DFG-Projekt "CC" Computation Coding (Berechnungskodierung)

The repeated computation of large-dimensional linear functions is simplified by means of multiplicative matrix decompositions. For this purpose, codebooks similar to those that are currently used in source and channel coding are utilized. For any matrix decomposition, one matrix factor can be interpreted as a codebook, the other matrix factor as a set of pointers into the codebook. If implemented using reconfigurable computer architectures these pointers just define a wiring.

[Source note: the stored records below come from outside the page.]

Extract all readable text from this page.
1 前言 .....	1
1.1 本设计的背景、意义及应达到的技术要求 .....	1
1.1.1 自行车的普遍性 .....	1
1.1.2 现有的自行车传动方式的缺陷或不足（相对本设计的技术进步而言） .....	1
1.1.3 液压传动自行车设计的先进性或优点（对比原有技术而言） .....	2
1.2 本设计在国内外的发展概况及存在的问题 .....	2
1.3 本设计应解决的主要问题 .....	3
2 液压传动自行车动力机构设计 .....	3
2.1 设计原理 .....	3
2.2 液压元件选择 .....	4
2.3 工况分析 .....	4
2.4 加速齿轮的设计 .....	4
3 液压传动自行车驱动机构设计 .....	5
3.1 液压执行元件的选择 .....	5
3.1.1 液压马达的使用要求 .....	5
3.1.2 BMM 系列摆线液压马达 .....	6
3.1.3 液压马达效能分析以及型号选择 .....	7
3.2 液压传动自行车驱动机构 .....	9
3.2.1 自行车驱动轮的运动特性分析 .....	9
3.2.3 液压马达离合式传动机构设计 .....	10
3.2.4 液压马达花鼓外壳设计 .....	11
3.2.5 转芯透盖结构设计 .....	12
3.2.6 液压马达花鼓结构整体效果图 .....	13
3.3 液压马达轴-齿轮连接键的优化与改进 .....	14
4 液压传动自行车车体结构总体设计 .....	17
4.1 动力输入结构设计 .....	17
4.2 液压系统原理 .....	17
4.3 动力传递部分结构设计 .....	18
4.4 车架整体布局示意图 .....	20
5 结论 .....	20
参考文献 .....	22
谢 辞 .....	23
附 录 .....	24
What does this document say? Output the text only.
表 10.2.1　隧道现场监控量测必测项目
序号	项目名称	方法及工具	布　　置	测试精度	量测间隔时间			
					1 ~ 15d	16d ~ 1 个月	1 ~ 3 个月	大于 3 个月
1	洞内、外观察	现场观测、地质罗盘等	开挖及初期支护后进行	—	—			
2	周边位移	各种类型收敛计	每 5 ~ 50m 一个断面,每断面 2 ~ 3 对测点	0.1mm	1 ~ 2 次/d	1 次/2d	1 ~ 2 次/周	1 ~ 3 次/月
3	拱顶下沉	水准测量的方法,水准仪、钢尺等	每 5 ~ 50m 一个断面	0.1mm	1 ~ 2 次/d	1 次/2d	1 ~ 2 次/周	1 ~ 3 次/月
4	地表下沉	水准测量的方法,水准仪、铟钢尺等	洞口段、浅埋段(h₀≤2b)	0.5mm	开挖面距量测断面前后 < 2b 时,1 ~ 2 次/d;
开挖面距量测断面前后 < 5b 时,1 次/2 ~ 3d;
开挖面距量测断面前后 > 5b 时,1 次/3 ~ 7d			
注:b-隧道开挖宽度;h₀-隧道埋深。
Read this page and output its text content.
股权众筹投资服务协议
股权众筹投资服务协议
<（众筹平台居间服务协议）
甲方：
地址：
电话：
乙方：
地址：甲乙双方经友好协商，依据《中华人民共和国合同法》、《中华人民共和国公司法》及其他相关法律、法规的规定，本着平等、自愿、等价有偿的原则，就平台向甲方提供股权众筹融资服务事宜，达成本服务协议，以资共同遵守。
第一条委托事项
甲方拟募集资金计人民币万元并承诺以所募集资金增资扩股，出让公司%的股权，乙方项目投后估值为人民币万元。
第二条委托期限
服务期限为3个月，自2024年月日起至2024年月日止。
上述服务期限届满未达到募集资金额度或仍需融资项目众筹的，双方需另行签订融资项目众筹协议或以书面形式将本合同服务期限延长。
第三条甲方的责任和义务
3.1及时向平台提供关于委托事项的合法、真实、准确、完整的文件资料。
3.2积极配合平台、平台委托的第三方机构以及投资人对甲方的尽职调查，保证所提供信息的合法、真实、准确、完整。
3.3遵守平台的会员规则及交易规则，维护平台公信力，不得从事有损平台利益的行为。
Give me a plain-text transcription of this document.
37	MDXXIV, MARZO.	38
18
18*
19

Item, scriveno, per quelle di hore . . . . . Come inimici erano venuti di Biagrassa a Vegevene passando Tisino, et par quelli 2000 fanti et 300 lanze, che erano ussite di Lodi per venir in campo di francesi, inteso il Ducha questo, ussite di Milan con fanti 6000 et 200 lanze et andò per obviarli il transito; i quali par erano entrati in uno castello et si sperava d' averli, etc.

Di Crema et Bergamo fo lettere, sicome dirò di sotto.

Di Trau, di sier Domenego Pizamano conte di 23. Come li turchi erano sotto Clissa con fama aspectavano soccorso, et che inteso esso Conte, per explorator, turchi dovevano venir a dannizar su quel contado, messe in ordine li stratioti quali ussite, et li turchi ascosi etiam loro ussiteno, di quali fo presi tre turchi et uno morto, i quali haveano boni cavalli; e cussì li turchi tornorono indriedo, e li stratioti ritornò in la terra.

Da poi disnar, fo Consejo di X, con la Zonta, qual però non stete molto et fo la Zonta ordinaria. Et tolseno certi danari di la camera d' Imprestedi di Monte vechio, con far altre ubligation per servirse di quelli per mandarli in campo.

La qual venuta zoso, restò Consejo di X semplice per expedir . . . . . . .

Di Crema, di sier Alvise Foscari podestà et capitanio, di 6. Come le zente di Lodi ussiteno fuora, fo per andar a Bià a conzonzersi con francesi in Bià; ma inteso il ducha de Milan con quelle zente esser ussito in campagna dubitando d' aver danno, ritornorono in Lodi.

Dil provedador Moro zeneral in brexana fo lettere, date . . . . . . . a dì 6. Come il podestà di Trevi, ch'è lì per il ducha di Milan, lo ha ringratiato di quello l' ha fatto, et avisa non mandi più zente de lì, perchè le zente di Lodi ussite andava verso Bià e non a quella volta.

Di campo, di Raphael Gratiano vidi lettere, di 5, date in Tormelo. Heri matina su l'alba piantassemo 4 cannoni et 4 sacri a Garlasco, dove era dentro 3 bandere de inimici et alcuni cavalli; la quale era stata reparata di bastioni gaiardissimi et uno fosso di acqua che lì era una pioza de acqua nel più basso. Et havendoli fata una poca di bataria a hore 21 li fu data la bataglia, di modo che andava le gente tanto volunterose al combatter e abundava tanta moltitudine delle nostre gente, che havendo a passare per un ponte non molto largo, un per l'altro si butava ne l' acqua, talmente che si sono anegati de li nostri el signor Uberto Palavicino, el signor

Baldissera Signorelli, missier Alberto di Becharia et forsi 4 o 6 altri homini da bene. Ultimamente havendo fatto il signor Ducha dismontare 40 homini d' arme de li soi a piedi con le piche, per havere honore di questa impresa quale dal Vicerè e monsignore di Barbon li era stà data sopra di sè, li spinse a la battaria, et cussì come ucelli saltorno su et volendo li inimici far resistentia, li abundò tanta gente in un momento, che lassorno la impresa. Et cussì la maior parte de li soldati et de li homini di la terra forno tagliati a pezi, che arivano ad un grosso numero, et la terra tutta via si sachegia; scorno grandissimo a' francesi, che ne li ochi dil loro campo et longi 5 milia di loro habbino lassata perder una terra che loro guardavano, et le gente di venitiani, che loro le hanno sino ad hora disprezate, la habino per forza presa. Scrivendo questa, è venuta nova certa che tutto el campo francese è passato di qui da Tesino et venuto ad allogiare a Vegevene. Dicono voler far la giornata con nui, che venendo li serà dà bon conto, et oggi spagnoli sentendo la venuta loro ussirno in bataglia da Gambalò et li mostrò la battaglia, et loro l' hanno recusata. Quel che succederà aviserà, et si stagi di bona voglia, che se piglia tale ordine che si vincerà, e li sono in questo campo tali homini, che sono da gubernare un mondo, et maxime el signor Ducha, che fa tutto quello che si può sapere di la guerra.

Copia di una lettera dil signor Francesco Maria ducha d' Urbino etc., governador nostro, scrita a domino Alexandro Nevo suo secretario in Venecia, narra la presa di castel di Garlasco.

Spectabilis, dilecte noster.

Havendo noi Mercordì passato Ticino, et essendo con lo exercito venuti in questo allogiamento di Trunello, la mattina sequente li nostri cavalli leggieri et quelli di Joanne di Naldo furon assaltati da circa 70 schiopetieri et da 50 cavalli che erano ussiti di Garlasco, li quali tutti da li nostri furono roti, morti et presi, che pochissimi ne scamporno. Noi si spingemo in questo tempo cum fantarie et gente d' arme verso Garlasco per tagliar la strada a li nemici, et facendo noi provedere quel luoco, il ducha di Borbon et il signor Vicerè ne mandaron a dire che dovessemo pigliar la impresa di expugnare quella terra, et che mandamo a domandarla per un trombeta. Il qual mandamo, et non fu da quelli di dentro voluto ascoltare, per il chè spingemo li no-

As in state-of-the-art algorithms, the computation error decays exponentially with the number of computations. In contrast to practically useful state-of-the-art algorithms, the decay exponent is not constant, but grows unboundedly with the dimension of the function. In preliminary tests, no multiplications, only 1.6 additions and register shifts per matrix entry were sufficient to reach the accuracy of 16-bit fixed-point arithmetic for 12×4096 matrices. For low-end applications, the required number of additions and register-shifts is way below the number of matrix entries. Although a preliminary implementation of the decomposition algorithm uses ideas from compressive sensing, it neither requires the linear function nor its argument to be sparse in any domain.

The proposed project shall establish the research field of computation coding and explore it into various directions: Generalization to nonlinear functions, optimization of the codebook, new decomposition algorithms, theoretical performance analysis, and implementation on field programmable gate arrays. Nonlinear functions are addressed by their approximations via deep neural networks. Codebook constraints in computation coding are entirely different from source and channel coding and constitute a novel area of coding theory. Current decomposition algorithms have super-cubic complexity. Finding faster ones, will make computation coding attractive for an even wider range of applications. Theoretical performance analysis will utilize extreme-value statistics and a recent breakthrough of one of the applicants in performance analysis of finite-length random coding. The implementation on field programmable gate arrays shall demonstrate the practical feasibility of the novel approach and give important insights for future improvements.